27 state attorneys general called on the Federal Judicial Center (FJC), the taxpayer-funded education and research agency of the federal judiciary, to immediately withdraw their recently released edition of their “Reference Manual on Scientific Evidence” for promoting partisan climate ideology and citing widely discredited activists.
In a letter — obtained by the Washington Reporter — to Robin Rosenberg, the FJC’s director, the AGs wrote that the manual, intended to serve as a “gold-standard” impartial reference tool “‘has been provided to more than 3,000 federal judges and even more state court judges and others and has been cited in over 1,700 opinions.’ So accuracy and impartiality in the Manual is vital.”
The letter, spearheaded by West Virginia’s attorney general JB McCuskey, was joined by GOP AGs from Alabama, Alaska, Arkansas, Florida, Georgia, Idaho, Indiana, Iowa, Kansas, Kentucky, Louisiana, Mississippi, Missouri, Montana, Nebraska, New Hampshire, North Dakota, Ohio, Oklahoma, Pennsylvania, South Carolina, South Dakota, Tennessee, Texas, Utah, and Wyoming.
“Impartiality is a cornerstone of our judicial system,” McCuskey said. “That’s why it is so important that a document that serves as the guidelines by which most, if not all, courts interpret the law be written with justice, honesty, and freedom from bias. The climate chapter of the latest edition of the Manual is absolutely biased and would tip the scales in favor of left-leaning policies that would be the final nail in the coffin of American-produced energy. We cannot allow that to happen. Domestic energy production is key to continued American prosperity and security.”
Georgia’s Attorney General, Chris Carr, told the Reporter that “this so-called ‘climate chapter’ has no basis in science or the law. It’s a political document meant to target and undermine our energy producers, and it has no business in our courts. We’ll continue to push for commonsense policies that lead to safe, reliable, and affordable energy for all Americans.”
Despite how the FJC’s manual is sent as a purported gold standard to judges around the country, the lawyers noted that “when the judiciary’s own research arm predetermines contested questions in active litigation, that guarantee becomes meaningless. The Center should withdraw this chapter immediately, not out of political expedience, but out of fidelity to the Constitution it serves.”
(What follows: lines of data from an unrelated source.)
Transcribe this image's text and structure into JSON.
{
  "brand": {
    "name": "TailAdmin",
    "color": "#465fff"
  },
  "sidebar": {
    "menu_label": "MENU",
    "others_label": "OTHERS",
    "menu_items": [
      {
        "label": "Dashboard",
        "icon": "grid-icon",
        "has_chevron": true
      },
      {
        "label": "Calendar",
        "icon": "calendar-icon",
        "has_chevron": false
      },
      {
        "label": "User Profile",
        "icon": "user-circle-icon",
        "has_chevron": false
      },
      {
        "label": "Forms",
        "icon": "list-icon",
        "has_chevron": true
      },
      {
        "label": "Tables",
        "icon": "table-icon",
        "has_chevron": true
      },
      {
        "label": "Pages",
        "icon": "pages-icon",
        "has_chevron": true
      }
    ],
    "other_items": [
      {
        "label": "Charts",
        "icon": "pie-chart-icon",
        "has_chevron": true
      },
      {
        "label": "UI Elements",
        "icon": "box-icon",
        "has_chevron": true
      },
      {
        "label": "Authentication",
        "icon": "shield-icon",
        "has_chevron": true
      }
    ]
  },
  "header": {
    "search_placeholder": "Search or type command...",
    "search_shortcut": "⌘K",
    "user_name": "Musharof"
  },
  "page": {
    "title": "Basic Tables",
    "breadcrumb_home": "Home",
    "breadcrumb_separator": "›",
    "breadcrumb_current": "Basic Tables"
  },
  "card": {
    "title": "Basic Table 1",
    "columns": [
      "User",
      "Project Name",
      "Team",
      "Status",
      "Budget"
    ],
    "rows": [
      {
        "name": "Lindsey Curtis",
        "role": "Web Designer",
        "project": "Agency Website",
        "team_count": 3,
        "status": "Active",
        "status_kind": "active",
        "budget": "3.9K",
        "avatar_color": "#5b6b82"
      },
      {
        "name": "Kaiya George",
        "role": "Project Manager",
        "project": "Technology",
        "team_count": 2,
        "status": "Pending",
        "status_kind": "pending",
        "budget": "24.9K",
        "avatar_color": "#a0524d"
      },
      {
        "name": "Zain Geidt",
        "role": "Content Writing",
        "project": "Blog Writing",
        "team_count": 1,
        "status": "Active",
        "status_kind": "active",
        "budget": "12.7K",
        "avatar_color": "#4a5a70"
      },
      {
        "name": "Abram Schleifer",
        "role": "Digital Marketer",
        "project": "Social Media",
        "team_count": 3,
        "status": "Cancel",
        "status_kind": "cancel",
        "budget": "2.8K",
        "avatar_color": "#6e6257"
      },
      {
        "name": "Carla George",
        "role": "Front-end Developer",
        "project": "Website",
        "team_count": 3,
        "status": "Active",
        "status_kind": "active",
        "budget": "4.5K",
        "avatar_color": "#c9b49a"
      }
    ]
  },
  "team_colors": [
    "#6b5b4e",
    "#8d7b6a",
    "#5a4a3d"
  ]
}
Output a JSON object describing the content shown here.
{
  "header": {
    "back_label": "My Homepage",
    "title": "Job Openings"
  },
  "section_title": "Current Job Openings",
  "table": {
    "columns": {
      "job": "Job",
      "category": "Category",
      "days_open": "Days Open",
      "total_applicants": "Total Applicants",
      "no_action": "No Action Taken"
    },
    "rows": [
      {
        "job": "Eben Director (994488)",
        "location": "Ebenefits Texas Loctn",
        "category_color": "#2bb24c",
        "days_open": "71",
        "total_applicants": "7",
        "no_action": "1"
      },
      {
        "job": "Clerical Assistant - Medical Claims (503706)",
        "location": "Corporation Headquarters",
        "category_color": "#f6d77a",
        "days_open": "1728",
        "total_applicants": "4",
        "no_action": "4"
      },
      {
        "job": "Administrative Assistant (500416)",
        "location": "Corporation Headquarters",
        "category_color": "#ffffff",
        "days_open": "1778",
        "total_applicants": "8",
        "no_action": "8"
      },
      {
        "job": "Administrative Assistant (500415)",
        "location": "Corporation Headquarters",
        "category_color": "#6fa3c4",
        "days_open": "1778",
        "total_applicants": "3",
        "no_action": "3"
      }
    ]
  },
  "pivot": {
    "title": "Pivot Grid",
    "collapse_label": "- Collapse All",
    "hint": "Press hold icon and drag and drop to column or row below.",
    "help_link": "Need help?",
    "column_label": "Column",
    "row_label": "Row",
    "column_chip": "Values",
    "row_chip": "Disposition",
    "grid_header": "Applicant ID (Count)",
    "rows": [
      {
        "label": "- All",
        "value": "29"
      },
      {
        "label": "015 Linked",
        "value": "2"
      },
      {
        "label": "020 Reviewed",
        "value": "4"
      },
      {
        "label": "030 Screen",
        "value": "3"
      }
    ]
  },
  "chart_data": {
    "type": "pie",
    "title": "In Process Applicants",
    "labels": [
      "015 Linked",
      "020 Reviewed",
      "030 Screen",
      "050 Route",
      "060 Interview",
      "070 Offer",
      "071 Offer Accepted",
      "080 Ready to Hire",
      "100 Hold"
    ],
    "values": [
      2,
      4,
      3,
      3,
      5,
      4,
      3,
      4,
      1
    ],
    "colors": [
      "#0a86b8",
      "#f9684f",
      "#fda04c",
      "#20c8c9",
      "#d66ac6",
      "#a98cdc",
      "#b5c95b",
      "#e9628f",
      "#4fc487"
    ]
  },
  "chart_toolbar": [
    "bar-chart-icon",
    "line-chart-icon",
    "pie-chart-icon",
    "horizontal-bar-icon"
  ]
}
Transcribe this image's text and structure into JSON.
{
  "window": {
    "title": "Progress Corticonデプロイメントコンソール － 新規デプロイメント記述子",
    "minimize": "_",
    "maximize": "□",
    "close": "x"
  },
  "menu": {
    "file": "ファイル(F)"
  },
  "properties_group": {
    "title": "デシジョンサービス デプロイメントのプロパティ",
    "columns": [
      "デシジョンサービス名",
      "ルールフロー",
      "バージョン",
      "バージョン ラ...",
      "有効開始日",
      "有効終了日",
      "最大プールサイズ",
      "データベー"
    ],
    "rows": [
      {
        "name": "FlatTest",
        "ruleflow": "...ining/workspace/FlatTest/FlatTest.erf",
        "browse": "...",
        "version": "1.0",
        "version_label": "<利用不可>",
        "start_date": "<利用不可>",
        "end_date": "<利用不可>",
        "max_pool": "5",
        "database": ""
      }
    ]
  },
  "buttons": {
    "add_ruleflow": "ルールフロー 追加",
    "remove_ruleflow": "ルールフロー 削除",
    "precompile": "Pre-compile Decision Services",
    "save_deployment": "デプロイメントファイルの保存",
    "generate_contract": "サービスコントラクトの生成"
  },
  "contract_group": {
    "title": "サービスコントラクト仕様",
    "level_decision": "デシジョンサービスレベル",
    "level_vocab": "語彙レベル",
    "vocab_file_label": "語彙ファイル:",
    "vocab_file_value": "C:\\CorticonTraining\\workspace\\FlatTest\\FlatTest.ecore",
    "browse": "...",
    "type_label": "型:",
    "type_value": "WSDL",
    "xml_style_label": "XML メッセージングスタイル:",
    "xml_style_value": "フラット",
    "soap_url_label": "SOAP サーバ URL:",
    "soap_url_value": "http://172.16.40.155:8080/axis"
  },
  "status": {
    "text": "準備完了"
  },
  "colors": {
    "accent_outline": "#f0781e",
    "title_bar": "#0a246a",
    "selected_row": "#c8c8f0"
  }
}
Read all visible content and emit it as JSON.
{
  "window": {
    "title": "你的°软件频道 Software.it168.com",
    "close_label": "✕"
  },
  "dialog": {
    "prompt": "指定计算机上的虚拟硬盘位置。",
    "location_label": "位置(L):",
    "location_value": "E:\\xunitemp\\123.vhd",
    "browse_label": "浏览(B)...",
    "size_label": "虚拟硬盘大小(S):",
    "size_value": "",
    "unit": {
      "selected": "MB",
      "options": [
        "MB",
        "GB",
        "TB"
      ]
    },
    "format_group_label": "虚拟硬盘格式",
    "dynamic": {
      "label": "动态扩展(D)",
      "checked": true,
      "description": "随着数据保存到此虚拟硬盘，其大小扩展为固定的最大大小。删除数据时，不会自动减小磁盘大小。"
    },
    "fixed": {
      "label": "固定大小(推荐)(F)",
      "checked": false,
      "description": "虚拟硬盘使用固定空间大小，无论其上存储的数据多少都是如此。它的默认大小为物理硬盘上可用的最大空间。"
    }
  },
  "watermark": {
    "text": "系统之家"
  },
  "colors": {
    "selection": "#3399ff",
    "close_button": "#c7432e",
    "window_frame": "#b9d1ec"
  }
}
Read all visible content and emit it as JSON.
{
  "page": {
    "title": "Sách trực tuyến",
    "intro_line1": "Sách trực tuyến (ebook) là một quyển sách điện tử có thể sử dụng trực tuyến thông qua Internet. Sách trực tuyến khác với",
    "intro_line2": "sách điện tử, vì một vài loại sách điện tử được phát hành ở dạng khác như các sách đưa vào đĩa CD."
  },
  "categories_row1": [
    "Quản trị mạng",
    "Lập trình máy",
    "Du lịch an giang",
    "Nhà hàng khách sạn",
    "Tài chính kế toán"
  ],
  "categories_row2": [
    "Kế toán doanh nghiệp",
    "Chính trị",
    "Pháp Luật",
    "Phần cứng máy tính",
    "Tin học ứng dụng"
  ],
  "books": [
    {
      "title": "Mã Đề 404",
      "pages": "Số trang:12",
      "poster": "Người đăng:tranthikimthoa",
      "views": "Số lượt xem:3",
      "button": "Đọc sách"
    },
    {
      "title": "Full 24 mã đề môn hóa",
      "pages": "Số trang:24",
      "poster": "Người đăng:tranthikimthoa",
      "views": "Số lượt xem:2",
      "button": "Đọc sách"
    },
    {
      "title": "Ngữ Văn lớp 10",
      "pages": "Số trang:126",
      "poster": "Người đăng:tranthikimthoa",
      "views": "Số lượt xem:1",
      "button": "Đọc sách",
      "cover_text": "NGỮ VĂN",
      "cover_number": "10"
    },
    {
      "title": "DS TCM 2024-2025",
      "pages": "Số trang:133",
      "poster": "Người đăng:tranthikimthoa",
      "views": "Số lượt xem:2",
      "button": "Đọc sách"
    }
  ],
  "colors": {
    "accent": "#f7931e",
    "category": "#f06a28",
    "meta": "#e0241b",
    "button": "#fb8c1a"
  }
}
One of the controversial issues the reference manual takes sides on is the hotly debated issue of “climate attribution,” citing academics who argue that human activity has “unequivocally warmed the climate,” contributed to ocean warming, and more, “treating contested litigation positions as settled fact.”
“Working the refs is an essential part of the Left’s strategy to reshape American society through weaponization of the judicial system,” OH Skinner, the executive director of Alliance for Consumers, said of the letter. “As Alliance for Consumers has repeatedly outlined, woke lawfare relies on an echo chamber of activist trial lawyers, billionaire-funded leftwing nonprofits, and progressive politicians who seek to push their political agenda at the expense of everyday consumers. We applaud the Attorneys General for taking action to stop woke lawfare that attempts to drive popular products off the shelf and raise prices at the store in furtherance of liberal ideology.”
Carrie Severino, the president of the Judicial Crisis Network (JCN), added that “the Federal Judicial Center’s latest reference manual reads more like left-wing advocacy rather than a neutral source for judges. With a foreword from Justice Elena Kagan and citations to disgraced climatologist Michael Mann and the Climate Judiciary Project’s Jessica Wentz, there is clear ideological bias in what is meant to be a gold-standard, impartial manual to educate judges. The Left is trying to use the courts as an end run around the legislative process by indoctrinating our nation’s judges. It is alarming to see how far they’ve gone to capture the judiciary.”
As Severino noted, the reference guide repeatedly cites disgraced and disproven climate activist Michael Mann, who was forced to resign from an administrative position at the University of Pennsylvania after he celebrated the death of Charlie Kirk, as the Reporter previously covered. Mann’s climate activism led for calls from Congress for Penn to fire him. Rep. Pat Harrigan (R., N.C.), told the Reporter that Mann “built his career on hyper-partisan attacks and junk science, not objective inquiry.”